Lemma 2.1.2 (Hoeffding's lemma). Let $X$ be a scalar variable taking values in an interval $[a, b]$. Then for any $t>0$, $$ \mathbf{E} e^{t X} \leq e^{t \mathbf{E} X}\left(1+O\left(t^2 \operatorname{Var}(X) \exp (O(t(b-a)))\right) .\right. $$ In particular $$ \mathbf{E} e^{t X} \leq e^{t \mathbf{E} X} \exp \left(O\left(t^2(b-a)^2\right)\right) . $$
$f=O(\phi)$ when $x\to a$ means $|f|<K\phi$ for all $x$ differing from but sufficiently near to $a$.
What would the corresponding $a$ be in the statement of Hoeffding's Inequality?
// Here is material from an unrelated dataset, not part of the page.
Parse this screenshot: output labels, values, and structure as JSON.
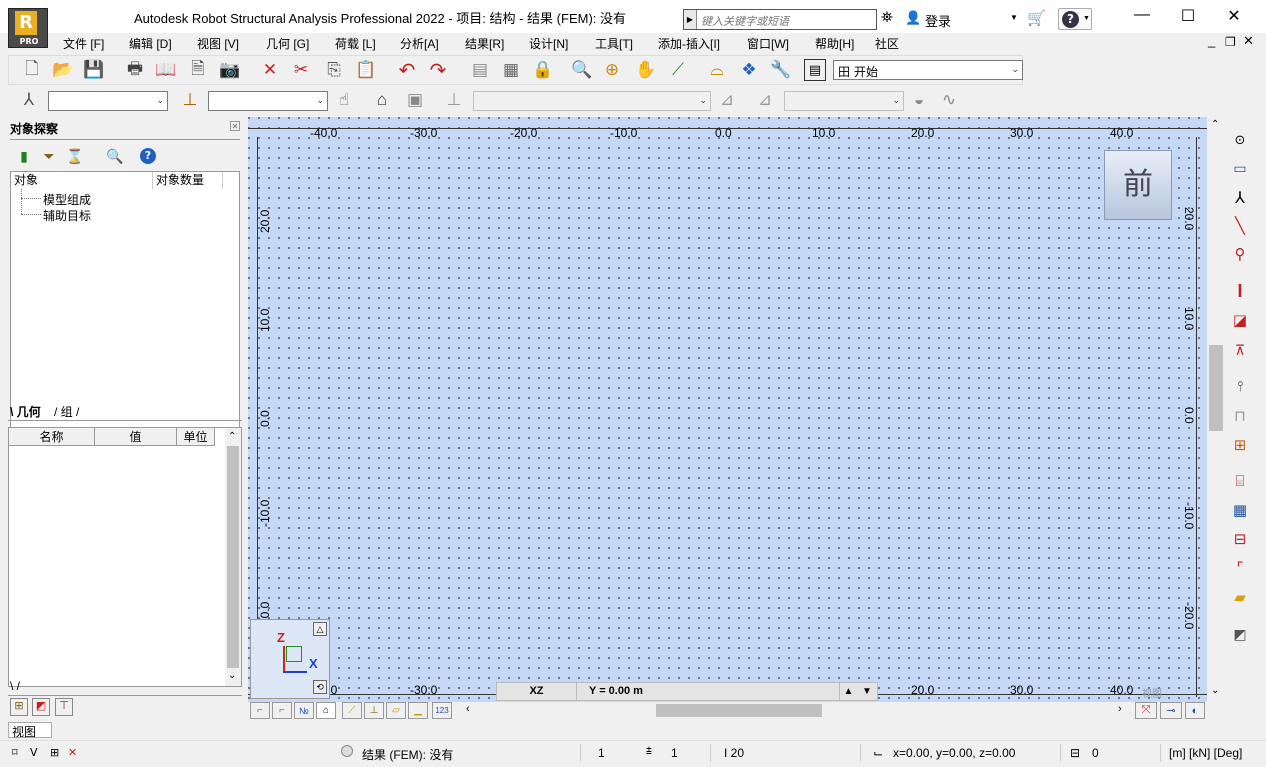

Would $a=0$? We could then interpret this as, as you send $t$ sufficiently close to zero, there is some $K$ such that $\exp(O(t^2(b-a)^2))<\exp(K(t^2(b-a)^2))$?
From that estimate, I think we are more interested in the limit $t\rightarrow\infty$ than $t\rightarrow 0$. Hence, $\exp(O(t^2(b-a)^2))$ grows as something like $\exp(C(t^2(b-a)^2))$ for some constant $C>0$ as $t\rightarrow\infty$. But for these statement to be precise, they should always state which limit ($t\rightarrow 0 \text{ or } \infty$) they consider.